A: No. My view is that the market will tend to go down because the biggest expectation on the system is that the interest rates will be cut. If that expectation doesn’t come through in the next two-three months and, if on the other side it might even reverse, then the RBI might be forced to take the interest rates up if inflation goes to double digits. That trend might reverse and reverse quite sharply.

So, we are not sanguine that we are in a range which is not going to be violated on the downside. I think it will be violated to the downside because the way the economics is panning out, the whole basis of interest rate cuts being the basis of economic recovery is a problem.

Another issue is the infrastructure recovery. Once we spend the money, it first goes to steel. Steel prices are pegged to international prices which means that the price is going to go up. So steel prices, cement prices, aluminium prices are all heading up. Therefore, we are seeing that the ability to do a cost effective infrastructure itself is going to get into doubt very soon as soon as demand picks up. So, it is not going to be a ride because 62 per dollar means steel is expensive, cement is expensive. That makes our projects unviable. They were pretty bad in any case and are unviable now.

Q: Between an Infosys and Hindustan Unilever (HUL) what would you buy now?

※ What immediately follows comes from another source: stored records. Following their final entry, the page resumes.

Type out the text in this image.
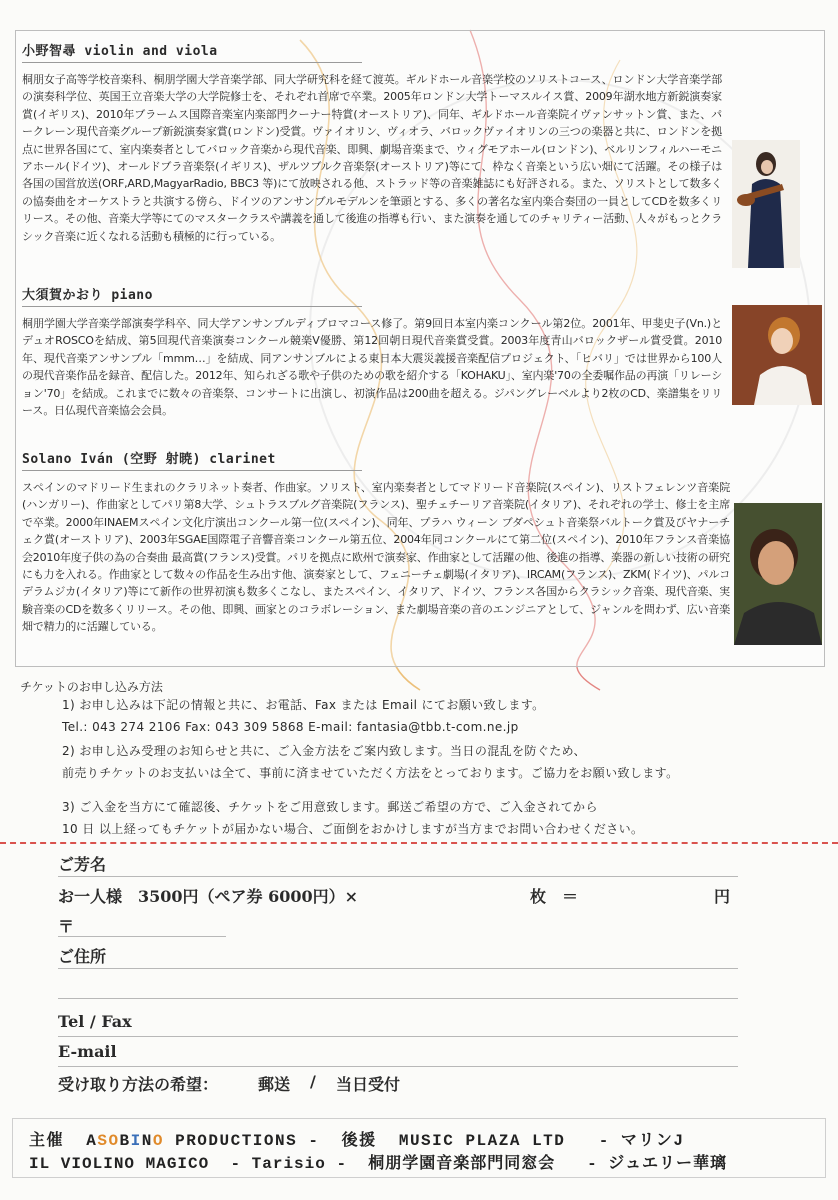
小野智尋 violin and viola

桐朋女子高等学校音楽科、桐朋学園大学音楽学部、同大学研究科を経て渡英。ギルドホール音楽学校のソリストコース、ロンドン大学音楽学部の演奏科学位、英国王立音楽大学の大学院修士を、それぞれ首席で卒業。2005年ロンドン大学トーマスルイス賞、2009年湖水地方新鋭演奏家賞(イギリス)、2010年ブラームス国際音楽室内楽部門クーナー特賞(オーストリア)、同年、ギルドホール音楽院イヴァンサットン賞、また、パークレーン現代音楽グループ新鋭演奏家賞(ロンドン)受賞。ヴァイオリン、ヴィオラ、バロックヴァイオリンの三つの楽器と共に、ロンドンを拠点に世界各国にて、室内楽奏者としてバロック音楽から現代音楽、即興、劇場音楽まで、ウィグモアホール(ロンドン)、ベルリンフィルハーモニアホール(ドイツ)、オールドブラ音楽祭(イギリス)、ザルツブルク音楽祭(オーストリア)等にて、枠なく音楽という広い畑にて活躍。その様子は各国の国営放送(ORF,ARD,MagyarRadio, BBC3 等)にて放映される他、ストラッド等の音楽雑誌にも好評される。また、ソリストとして数多くの協奏曲をオーケストラと共演する傍ら、ドイツのアンサンブルモデルンを筆頭とする、多くの著名な室内楽合奏団の一員としてCDを数多くリリース。その他、音楽大学等にてのマスタークラスや講義を通して後進の指導も行い、また演奏を通してのチャリティー活動、人々がもっとクラシック音楽に近くなれる活動も積極的に行っている。

大須賀かおり piano

桐朋学園大学音楽学部演奏学科卒、同大学アンサンブルディプロマコース修了。第9回日本室内楽コンクール第2位。2001年、甲斐史子(Vn.)とデュオROSCOを結成、第5回現代音楽演奏コンクール競楽V優勝、第12回朝日現代音楽賞受賞。2003年度青山バロックザール賞受賞。2010年、現代音楽アンサンブル「mmm…」を結成、同アンサンブルによる東日本大震災義援音楽配信プロジェクト、「ヒバリ」では世界から100人の現代音楽作品を録音、配信した。2012年、知られざる歌や子供のための歌を紹介する「KOHAKU」、室内楽'70の全委嘱作品の再演「リレーション'70」を結成。これまでに数々の音楽祭、コンサートに出演し、初演作品は200曲を超える。ジパングレーベルより2枚のCD、楽譜集をリリース。日仏現代音楽協会会員。

Solano Iván (空野 射暁) clarinet

スペインのマドリード生まれのクラリネット奏者、作曲家。ソリスト、室内楽奏者としてマドリード音楽院(スペイン)、リストフェレンツ音楽院(ハンガリー)、作曲家としてパリ第8大学、シュトラスブルグ音楽院(フランス)、聖チェチーリア音楽院(イタリア)、それぞれの学士、修士を主席で卒業。2000年INAEMスペイン文化庁演出コンクール第一位(スペイン)、同年、プラハ ウィーン ブダペシュト音楽祭バルトーク賞及びヤナーチェク賞(オーストリア)、2003年SGAE国際電子音響音楽コンクール第五位、2004年同コンクールにて第二位(スペイン)、2010年フランス音楽協会2010年度子供の為の合奏曲 最高賞(フランス)受賞。パリを拠点に欧州で演奏家、作曲家として活躍の他、後進の指導、楽器の新しい技術の研究にも力を入れる。作曲家として数々の作品を生み出す他、演奏家として、フェニーチェ劇場(イタリア)、IRCAM(フランス)、ZKM(ドイツ)、パルコデラムジカ(イタリア)等にて新作の世界初演も数多くこなし、またスペイン、イタリア、ドイツ、フランス各国からクラシック音楽、現代音楽、実験音楽のCDを数多くリリース。その他、即興、画家とのコラボレーション、また劇場音楽の音のエンジニアとして、ジャンルを問わず、広い音楽畑で精力的に活躍している。

チケットのお申し込み方法
1) お申し込みは下記の情報と共に、お電話、Fax または Email にてお願い致します。
Tel.: 043 274 2106 Fax: 043 309 5868 E-mail: fantasia@tbb.t-com.ne.jp
2) お申し込み受理のお知らせと共に、ご入金方法をご案内致します。当日の混乱を防ぐため、
前売りチケットのお支払いは全て、事前に済ませていただく方法をとっております。ご協力をお願い致します。
3) ご入金を当方にて確認後、チケットをご用意致します。郵送ご希望の方で、ご入金されてから
10 日 以上経ってもチケットが届かない場合、ご面倒をおかけしますが当方までお問い合わせください。
ご芳名
お一人様　3500円（ペア券 6000円）×	枚　＝	円
〒
ご住所
Tel / Fax
E-mail
受け取り方法の希望： 郵送 / 当日受付
主催 ASOBINO PRODUCTIONS - 後援 MUSIC PLAZA LTD - マリンJ
IL VIOLINO MAGICO - Tarisio - 桐朋学園音楽部門同窓会 - ジュエリー華璃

A: I would definitely buy HUL at this point in time because we should wait for Infosys quarter result to see what they are saying about the future. I think they will purge all the issues in the system in this quarter and give all the bad news so that it is out of the way for the new team to perform. So, one you might get lots of bad news in this quarter so wait for that to buy. I think there will be a price correction at Rs 2500, I won't buy it before the results are announced.

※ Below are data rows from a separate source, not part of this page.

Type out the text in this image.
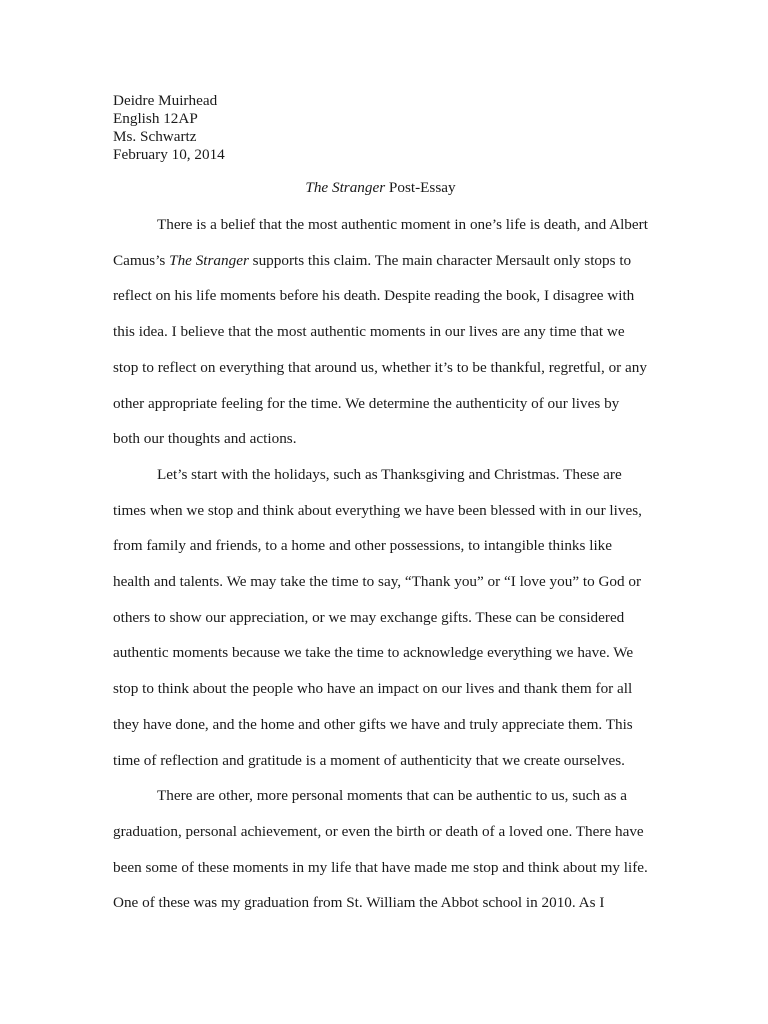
Deidre Muirhead
English 12AP
Ms. Schwartz
February 10, 2014
The Stranger Post-Essay

There is a belief that the most authentic moment in one’s life is death, and Albert Camus’s The Stranger supports this claim. The main character Mersault only stops to reflect on his life moments before his death. Despite reading the book, I disagree with this idea. I believe that the most authentic moments in our lives are any time that we stop to reflect on everything that around us, whether it’s to be thankful, regretful, or any other appropriate feeling for the time. We determine the authenticity of our lives by both our thoughts and actions.

Let’s start with the holidays, such as Thanksgiving and Christmas. These are times when we stop and think about everything we have been blessed with in our lives, from family and friends, to a home and other possessions, to intangible thinks like health and talents. We may take the time to say, “Thank you” or “I love you” to God or others to show our appreciation, or we may exchange gifts. These can be considered authentic moments because we take the time to acknowledge everything we have. We stop to think about the people who have an impact on our lives and thank them for all they have done, and the home and other gifts we have and truly appreciate them. This time of reflection and gratitude is a moment of authenticity that we create ourselves.

There are other, more personal moments that can be authentic to us, such as a graduation, personal achievement, or even the birth or death of a loved one. There have been some of these moments in my life that have made me stop and think about my life. One of these was my graduation from St. William the Abbot school in 2010. As I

I will buy HUL because I am seeing a clear path that HUL will go 100 percent eventually. If the rupee goes to 65-70 per dollar over the next three-four years, it is a definitely it will go to 100 percent. So, we have got a 30-40 percent rise over three years built up in HUL. I don't think you have a 40 percent rise built up in Infosys

Q: Would you buy anything in the oil and gas space now?

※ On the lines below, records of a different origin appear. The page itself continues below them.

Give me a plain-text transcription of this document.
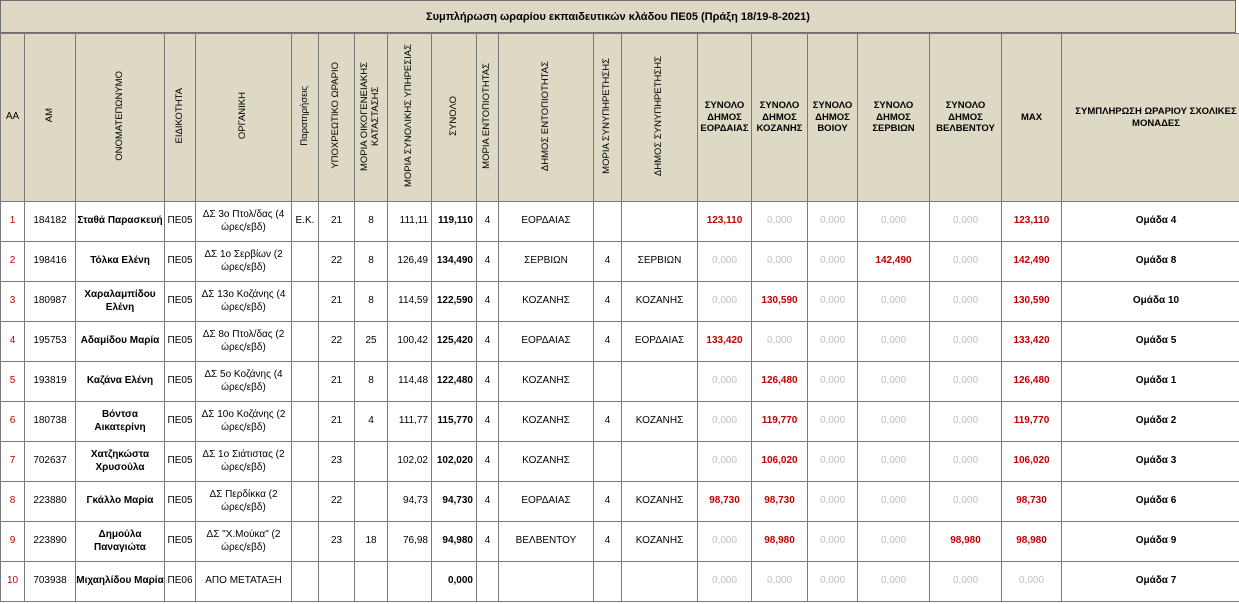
Συμπλήρωση ωραρίου εκπαιδευτικών κλάδου ΠΕ05 (Πράξη 18/19-8-2021)
ΑΑ	ΑΜ	ΟΝΟΜΑΤΕΠΩΝΥΜΟ	ΕΙΔΙΚΟΤΗΤΑ	ΟΡΓΑΝΙΚΗ	Παρατηρήσεις	ΥΠΟΧΡΕΩΤΙΚΟ ΩΡΑΡΙΟ	ΜΟΡΙΑ ΟΙΚΟΓΕΝΕΙΑΚΗΣ ΚΑΤΑΣΤΑΣΗΣ	ΜΟΡΙΑ ΣΥΝΟΛΙΚΗΣ ΥΠΗΡΕΣΙΑΣ	ΣΥΝΟΛΟ	ΜΟΡΙΑ ΕΝΤΟΠΙΟΤΗΤΑΣ	ΔΗΜΟΣ ΕΝΤΟΠΙΟΤΗΤΑΣ	ΜΟΡΙΑ ΣΥΝΥΠΗΡΕΤΗΣΗΣ	ΔΗΜΟΣ ΣΥΝΥΠΗΡΕΤΗΣΗΣ	ΣΥΝΟΛΟ ΔΗΜΟΣ ΕΟΡΔΑΙΑΣ	ΣΥΝΟΛΟ ΔΗΜΟΣ ΚΟΖΑΝΗΣ	ΣΥΝΟΛΟ ΔΗΜΟΣ ΒΟΙΟΥ	ΣΥΝΟΛΟ ΔΗΜΟΣ ΣΕΡΒΙΩΝ	ΣΥΝΟΛΟ ΔΗΜΟΣ ΒΕΛΒΕΝΤΟΥ	MAX	ΣΥΜΠΛΗΡΩΣΗ ΩΡΑΡΙΟΥ ΣΧΟΛΙΚΕΣ ΜΟΝΑΔΕΣ
1	184182	Σταθά Παρασκευή	ΠΕ05	ΔΣ 3ο Πτολ/δας (4 ώρες/εβδ)	Ε.Κ.	21	8	111,11	119,110	4	ΕΟΡΔΑΙΑΣ			123,110	0,000	0,000	0,000	0,000	123,110	Ομάδα 4
2	198416	Τόλκα Ελένη	ΠΕ05	ΔΣ 1ο Σερβίων (2 ώρες/εβδ)		22	8	126,49	134,490	4	ΣΕΡΒΙΩΝ	4	ΣΕΡΒΙΩΝ	0,000	0,000	0,000	142,490	0,000	142,490	Ομάδα 8
3	180987	Χαραλαμπίδου Ελένη	ΠΕ05	ΔΣ 13ο Κοζάνης (4 ώρες/εβδ)		21	8	114,59	122,590	4	ΚΟΖΑΝΗΣ	4	ΚΟΖΑΝΗΣ	0,000	130,590	0,000	0,000	0,000	130,590	Ομάδα 10
4	195753	Αδαμίδου Μαρία	ΠΕ05	ΔΣ 8ο Πτολ/δας (2 ώρες/εβδ)		22	25	100,42	125,420	4	ΕΟΡΔΑΙΑΣ	4	ΕΟΡΔΑΙΑΣ	133,420	0,000	0,000	0,000	0,000	133,420	Ομάδα 5
5	193819	Καζάνα Ελένη	ΠΕ05	ΔΣ 5ο Κοζάνης (4 ώρες/εβδ)		21	8	114,48	122,480	4	ΚΟΖΑΝΗΣ			0,000	126,480	0,000	0,000	0,000	126,480	Ομάδα 1
6	180738	Βόντσα Αικατερίνη	ΠΕ05	ΔΣ 10ο Κοζάνης (2 ώρες/εβδ)		21	4	111,77	115,770	4	ΚΟΖΑΝΗΣ	4	ΚΟΖΑΝΗΣ	0,000	119,770	0,000	0,000	0,000	119,770	Ομάδα 2
7	702637	Χατζηκώστα Χρυσούλα	ΠΕ05	ΔΣ 1ο Σιάτιστας (2 ώρες/εβδ)		23		102,02	102,020	4	ΚΟΖΑΝΗΣ			0,000	106,020	0,000	0,000	0,000	106,020	Ομάδα 3
8	223880	Γκάλλο Μαρία	ΠΕ05	ΔΣ Περδίκκα (2 ώρες/εβδ)		22		94,73	94,730	4	ΕΟΡΔΑΙΑΣ	4	ΚΟΖΑΝΗΣ	98,730	98,730	0,000	0,000	0,000	98,730	Ομάδα 6
9	223890	Δημούλα Παναγιώτα	ΠΕ05	ΔΣ "Χ.Μούκα" (2 ώρες/εβδ)		23	18	76,98	94,980	4	ΒΕΛΒΕΝΤΟΥ	4	ΚΟΖΑΝΗΣ	0,000	98,980	0,000	0,000	98,980	98,980	Ομάδα 9
10	703938	Μιχαηλίδου Μαρία	ΠΕ06	ΑΠΟ ΜΕΤΑΤΑΞΗ					0,000					0,000	0,000	0,000	0,000	0,000	0,000	Ομάδα 7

A: We were strong believers in all the oil marketing companies (OMCs), we had positions, we sold them out and the reason we sold them is that will the government would go back to pass through the cost to the public.

That is a question that is going to come up. I don't know what the parity exactly is. Say if right now we are lacking behind by Rs 2-3 to a litre. In the election year will that happen and if oil prices keeps going up, will the pass-through happen is something that has to be seen. So, we are holding our positions only on that basis. We want to see what the government says in an election year and whether it will continue the pass-through?

On diesel, passing 50 paisa every month is happening but that isn’t enough. So, one would tend to buy if one sees a government move to say that they will continue to pass the cost. I would then be a buyer again in the stocks.

However, if the government holds its hand and we are back to losses in these companies then one doesn't  want to buy these stocks. So, this month we have to wait and see whether the government policy comes. If they pass through, then I am a buyer of OMCs. I don't think I am buying too much of Oil and Natural Gas Corporation (ONGC) but OMCs I am definitely a buyer.

Q: Would you buy Reliance Communications from the telecom basket now?

A: I would rather not put money in Reliance Communications but the rerating process should give better returns in Reliance Infrastructure and Reliance Capital and also Reliance Power which saw the first spark yesterday. So, one could be catching this thing early as there is a rerating on the cards. One may think it is speculative but so be it. But when there is an affective rerating of RComm, I don't see any reason why the better companies in the group- Reliance Infrastructure and Capital should not catch the fancy.
So, if one wants to allocate capital, then they should be chasing the rally in RComm but they will be catching the first legs of the rally in Reliance infrastructure and Reliance Capital.

Disclosure: Dimensions Consulting have long positions in Reliance Communications.